President elect of the New York State Society of Anesthesiologists Dr. Michael Simon said that the medications doctors and nurses are used to using everyday and were trained with "are falling into shortages that we don't see them for weeks or months at a time."
Shortages have included common drugs like propofol, fentanyl and lidocaine.
Here's a report from Albany's WNYT:
Becker's Ambulatory Surgical Centers review reports Meena Desai, MD, a managing partner for Nova (Northern Virginia) Anesthesia Professionals, as saying of the nearly 300 drug shortages noted by the Food and Drug Administration, anesthesia and chemotherapy drugs have seen the biggest drop. The Connecticut Post notes that the shortage is so severe that President Barack Obama ordered suppliers to provide a six-month warning if a live-saving drug was going to cease being produced. The consequences of these shortages are serious. Many do not have any comparable substitute and those that do may take longer to perform or could have different, unexpected side effects. Errors when it comes to dosage of alternatives are a risk as well.
What's do to about the shortage? Desai said she doesn't recommend medical centers hoard available supplies, however natural it may seem to do so. Desai recommends professionals watch the shortage lists so they can prepare well ahead of time and also understand they may need to offer a higher level of care in place of certain drugs.

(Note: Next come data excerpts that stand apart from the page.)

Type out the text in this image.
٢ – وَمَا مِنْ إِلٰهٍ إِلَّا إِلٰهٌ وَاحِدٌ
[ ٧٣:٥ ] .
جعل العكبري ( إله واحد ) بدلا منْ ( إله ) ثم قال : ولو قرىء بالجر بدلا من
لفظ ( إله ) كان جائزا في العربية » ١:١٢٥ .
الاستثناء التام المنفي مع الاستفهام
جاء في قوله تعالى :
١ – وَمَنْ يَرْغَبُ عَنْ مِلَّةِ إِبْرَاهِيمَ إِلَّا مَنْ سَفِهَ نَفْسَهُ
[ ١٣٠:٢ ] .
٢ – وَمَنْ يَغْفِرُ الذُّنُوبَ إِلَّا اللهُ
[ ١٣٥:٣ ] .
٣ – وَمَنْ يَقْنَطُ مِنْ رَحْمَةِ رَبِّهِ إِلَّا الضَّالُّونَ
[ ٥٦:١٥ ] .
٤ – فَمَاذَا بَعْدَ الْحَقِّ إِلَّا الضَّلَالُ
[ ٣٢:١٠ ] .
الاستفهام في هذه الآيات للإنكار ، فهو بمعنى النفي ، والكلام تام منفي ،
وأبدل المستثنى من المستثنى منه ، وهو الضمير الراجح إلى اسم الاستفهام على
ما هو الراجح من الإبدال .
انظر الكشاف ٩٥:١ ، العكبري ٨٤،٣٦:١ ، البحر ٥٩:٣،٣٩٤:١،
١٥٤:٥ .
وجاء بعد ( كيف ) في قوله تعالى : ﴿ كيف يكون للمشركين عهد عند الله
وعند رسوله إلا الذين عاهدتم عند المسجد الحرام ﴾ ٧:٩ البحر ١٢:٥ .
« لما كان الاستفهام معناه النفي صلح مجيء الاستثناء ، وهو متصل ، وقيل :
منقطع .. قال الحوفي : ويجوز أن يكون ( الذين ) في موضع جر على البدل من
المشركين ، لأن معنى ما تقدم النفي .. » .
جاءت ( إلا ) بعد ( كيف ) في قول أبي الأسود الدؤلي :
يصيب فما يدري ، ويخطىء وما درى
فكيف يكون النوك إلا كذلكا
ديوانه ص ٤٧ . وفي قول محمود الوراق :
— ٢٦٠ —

Some doctors, like oral surgeon Joshua Leal in Little Rock, Arkansas, is using compound pharmacies, instead of drug companies, to meet his needs, according to KTHV:
"When those drugs are not available, it completely alters the way we deliver our anesthetic technique to patients and the way that we deliver our procedure or deliver or treatment to the patient."
"Over the past 6 months literally we've had to have compounded at least half of our normal regimen of anesthetic drugs, so that's where not only oral surgeons, but other physicians who administer anesthetics in their office are turning."
Compounding pharmacies purchase chemicals in bulk and formulate prescriptions on-site.
"I would have never even considered using a compounding pharmacy previous to this drug shortage and now essentially everyone I know is using compounding pharmacies to make their anesthetic drugs."
This practice means there is more room for error as the drugs need to be made into usable doses. Watch the report:
ABC News reports that shortages of these drugs have postponed surgeries and have some calling for a government investigation into the decline of availability.
This story has been updated to correct a misspelling of a drug name.